Holland-Letz Tim, Kopp-Schneider Annette
Biostatistics Division, German Cancer Research Center (DKFZ), Im Neuenheimer Feld 280, 69120, Heidelberg, Germany.
Arch Toxicol. 2015 Nov;89(11):2059-68. doi: 10.1007/s00204-014-1335-2. Epub 2014 Aug 26.
In most areas of clinical and preclinical research, the required sample size determines the costs and effort for any project, and thus, optimizing sample size is of primary importance. An experimental design of dose-response studies is determined by the number and choice of dose levels as well as the allocation of sample size to each level. The experimental design of toxicological studies tends to be motivated by convention. Statistical optimal design theory, however, allows the setting of experimental conditions (dose levels, measurement times, etc.) in a way which minimizes the number of required measurements and subjects to obtain the desired precision of the results. While the general theory is well established, the mathematical complexity of the problem so far prevents widespread use of these techniques in practical studies.

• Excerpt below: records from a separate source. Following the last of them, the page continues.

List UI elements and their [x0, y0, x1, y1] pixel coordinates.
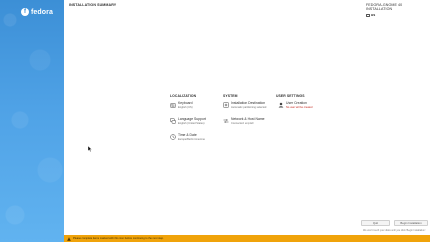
warning-text: Please complete items marked with this i…	[73, 237, 164, 240]
network-icon	[223, 118, 229, 124]
installer-window: f fedora INSTALLATION SUMMARY FEDORA-GNO…	[0, 0, 430, 242]
logo-text: fedora	[31, 8, 53, 16]
keyboard-layout-code: us	[371, 13, 376, 17]
clock-icon	[170, 134, 176, 140]
spoke-keyboard[interactable]: Keyboard English (US)	[170, 101, 193, 109]
warning-icon	[67, 236, 71, 241]
page-title: INSTALLATION SUMMARY	[69, 3, 117, 7]
keyboard-indicator[interactable]: us	[366, 13, 426, 17]
spoke-time-date[interactable]: Time & Date Europe/Berlin timezone	[170, 133, 205, 141]
disk-safety-note: We won't touch your disks until you clic…	[363, 229, 426, 232]
section-localization: LOCALIZATION	[170, 94, 197, 98]
sidebar: f fedora	[0, 0, 64, 242]
spoke-keyboard-status: English (US)	[178, 105, 193, 109]
quit-button[interactable]: Quit	[361, 220, 390, 226]
spoke-time-status: Europe/Berlin timezone	[178, 137, 205, 141]
disk-icon	[223, 102, 229, 108]
section-user-settings: USER SETTINGS	[276, 94, 305, 98]
spoke-user-status: No user will be created	[286, 105, 313, 109]
fedora-icon: f	[21, 8, 29, 16]
spoke-language[interactable]: Language Support English (United States)	[170, 117, 206, 125]
header-info: FEDORA-GNOME 40 INSTALLATION us	[366, 3, 426, 17]
spoke-network-status: Connected: enp1s0	[231, 121, 254, 125]
spoke-destination-status: Automatic partitioning selected	[231, 105, 267, 109]
spoke-network[interactable]: Network & Host Name Connected: enp1s0	[223, 117, 265, 125]
language-icon	[170, 118, 176, 124]
mouse-cursor-icon	[88, 146, 92, 152]
fedora-logo: f fedora	[21, 8, 53, 16]
spoke-language-status: English (United States)	[178, 121, 205, 125]
warning-bar: Please complete items marked with this i…	[64, 235, 430, 242]
install-title: FEDORA-GNOME 40 INSTALLATION	[366, 3, 403, 11]
begin-installation-button[interactable]: Begin Installation	[394, 220, 428, 226]
spoke-installation-destination[interactable]: Installation Destination Automatic parti…	[223, 101, 267, 109]
keyboard-layout-icon	[366, 13, 370, 17]
keyboard-icon	[170, 102, 176, 108]
user-icon	[278, 102, 284, 108]
section-system: SYSTEM	[223, 94, 238, 98]
spoke-user-creation[interactable]: User Creation No user will be created	[278, 101, 313, 109]
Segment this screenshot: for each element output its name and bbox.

The paper explains the concepts of statistical optimal design theory with a minimum of mathematical terminology and uses these concepts to generate concrete usable D-optimal experimental designs for dose-response studies on the basis of three common dose-response functions in toxicology: log-logistic, log-normal and Weibull functions with four parameters each. The resulting designs usually require control plus only three dose levels and are quite intuitively plausible. The optimal designs are compared to traditional designs such as the typical setup of cytotoxicity studies for 96-well plates. As the optimal design depends on prior estimates of the dose-response function parameters, it is shown what loss of efficiency occurs if the parameters for design determination are misspecified, and how Bayes optimal designs can improve the situation.
在临床和临床前研究的大多数领域,所需样本量决定了任何项目的成本和工作量,因此,优化样本量至关重要。剂量反应研究的实验设计由剂量水平的数量和选择以及每个水平的样本量分配决定。毒理学研究的实验设计往往受传统观念驱动。然而,统计最优设计理论允许以一种方式设置实验条件(剂量水平、测量时间等),从而使获得所需结果精度所需的测量次数和受试者数量最小化。虽然一般理论已经确立,但该问题的数学复杂性迄今为止阻碍了这些技术在实际研究中的广泛应用。本文用最少的数学术语解释了统计最优设计理论的概念,并基于毒理学中三种常见的剂量反应函数:对数逻辑斯蒂函数、对数正态函数和威布尔函数(每种函数有四个参数),利用这些概念生成用于剂量反应研究的具体可用的D最优实验设计。所得设计通常只需要对照组加上三个剂量水平,并且相当直观合理。将最优设计与传统设计进行比较,如96孔板细胞毒性研究的典型设置。由于最优设计取决于剂量反应函数参数的先验估计,文中展示了如果设计确定参数指定错误会出现何种效率损失,以及贝叶斯最优设计如何改善这种情况。